14.12.08

Sunday girl

I used to live for the weekends. Like most of the working world my weekend used to mean freedom from the stress and aggravation of having to produce something that will appease the boss. My weekend mean something very different now. In my world they don't exist any more. There is still house work to do, still a baby to look after and still a husband to clean up after. No more Friday night drinks. No more Saturdays shopping and wasting time with my friends. No more lazy Sunday's nursing a hangover and watching films in my pajamas. Those days are gone and have been replaced with something that maybe more mature, more worthwhile but damn, it's nowhere near as fun.

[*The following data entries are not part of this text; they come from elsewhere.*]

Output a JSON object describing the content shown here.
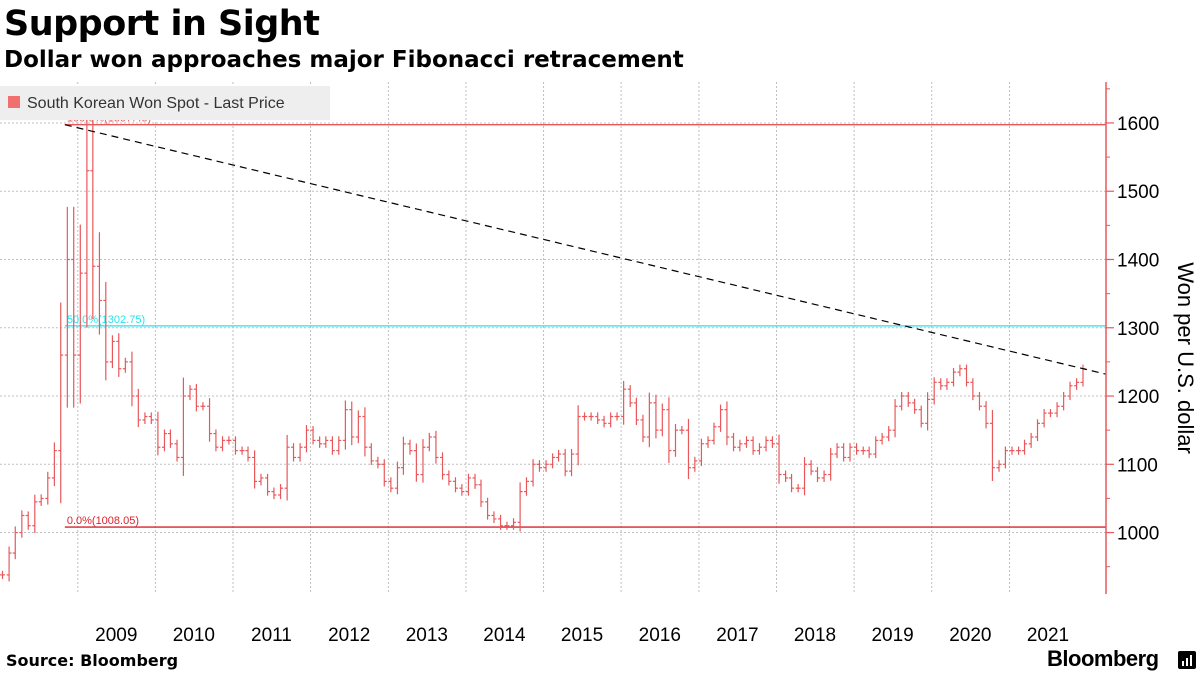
{
  "header": {
    "title": "Support in Sight",
    "subtitle": "Dollar won approaches major Fibonacci retracement"
  },
  "footer": {
    "source": "Source: Bloomberg",
    "brand": "Bloomberg"
  },
  "colors": {
    "series": "#e8585b",
    "fib_100": "#e8585b",
    "fib_50": "#28e2ee",
    "fib_0": "#d9232d",
    "trendline": "#000000",
    "grid": "#bfbfbf"
  },
  "chart_data": {
    "type": "ohlc",
    "title": "Support in Sight",
    "subtitle": "Dollar won approaches major Fibonacci retracement",
    "ylabel": "Won per U.S. dollar",
    "ylim": [
      910,
      1660
    ],
    "yticks": [
      1000,
      1100,
      1200,
      1300,
      1400,
      1500,
      1600
    ],
    "xticks": [
      "2009",
      "2010",
      "2011",
      "2012",
      "2013",
      "2014",
      "2015",
      "2016",
      "2017",
      "2018",
      "2019",
      "2020",
      "2021"
    ],
    "x_range": [
      "2008-01-01",
      "2022-03-31"
    ],
    "grid": true,
    "legend": {
      "position": "top-left",
      "entries": [
        "South Korean Won Spot - Last Price"
      ]
    },
    "fibonacci": [
      {
        "label": "100.0%(1597.45)",
        "value": 1597.45,
        "color": "#e8585b"
      },
      {
        "label": "50.0%(1302.75)",
        "value": 1302.75,
        "color": "#28e2ee"
      },
      {
        "label": "0.0%(1008.05)",
        "value": 1008.05,
        "color": "#d9232d"
      }
    ],
    "trendline": {
      "from": [
        "2008-11-01",
        1597.45
      ],
      "to": [
        "2022-03-31",
        1232
      ]
    },
    "series": [
      {
        "name": "South Korean Won Spot - Last Price",
        "monthly_close": [
          938,
          970,
          1000,
          1025,
          1010,
          1045,
          1050,
          1080,
          1120,
          1260,
          1400,
          1260,
          1380,
          1530,
          1390,
          1340,
          1250,
          1280,
          1240,
          1250,
          1200,
          1165,
          1170,
          1165,
          1125,
          1145,
          1130,
          1110,
          1200,
          1210,
          1185,
          1185,
          1145,
          1125,
          1135,
          1135,
          1120,
          1120,
          1110,
          1075,
          1080,
          1060,
          1055,
          1065,
          1125,
          1110,
          1125,
          1150,
          1135,
          1130,
          1135,
          1120,
          1135,
          1180,
          1140,
          1170,
          1125,
          1105,
          1100,
          1075,
          1065,
          1095,
          1130,
          1120,
          1085,
          1125,
          1140,
          1110,
          1085,
          1075,
          1065,
          1060,
          1080,
          1070,
          1045,
          1025,
          1020,
          1010,
          1010,
          1015,
          1060,
          1075,
          1100,
          1095,
          1100,
          1110,
          1115,
          1090,
          1115,
          1170,
          1170,
          1170,
          1165,
          1160,
          1170,
          1170,
          1210,
          1190,
          1165,
          1140,
          1190,
          1150,
          1180,
          1120,
          1150,
          1150,
          1095,
          1105,
          1130,
          1135,
          1155,
          1180,
          1140,
          1125,
          1130,
          1135,
          1120,
          1125,
          1135,
          1130,
          1085,
          1080,
          1065,
          1065,
          1100,
          1090,
          1080,
          1085,
          1115,
          1125,
          1110,
          1125,
          1120,
          1120,
          1115,
          1135,
          1140,
          1150,
          1185,
          1200,
          1190,
          1180,
          1160,
          1195,
          1220,
          1215,
          1220,
          1235,
          1240,
          1220,
          1200,
          1185,
          1160,
          1095,
          1100,
          1120,
          1120,
          1120,
          1130,
          1140,
          1160,
          1175,
          1175,
          1185,
          1200,
          1215,
          1220,
          1240
        ]
      }
    ]
  }
}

My Friday nights are now filled with washing and making up feeds, looking after my son and trying to get a head start on all the little jobs I have to do so that by Sunday I can just sit and enjoy what little time we have together as a family. My Saturdays and no longer spent chatting with my friends and wandering round the mall, but spent fighting my way around the supermarket because i have forgotten something. My Saturday nights are not filled with drunken revelry but with late night feeds and bad 80s buddy cop movies. My Sundays though, if I have planned it right will be filled with films and cuddling on the sofa. It doesn't happen as much as I would like as my husband is more often than not sat at his pc working on something that I can only guess at. The world and your life changes. You can fight it and you can bemoan your fate or you can stop and enjoy what you have. I may not have the freedom of my youth but I have a man who I love more than live who I know feels the same, I have a son who smiles when he sees me and I have a big ass tv for watching those bad 80s buddy cop movies.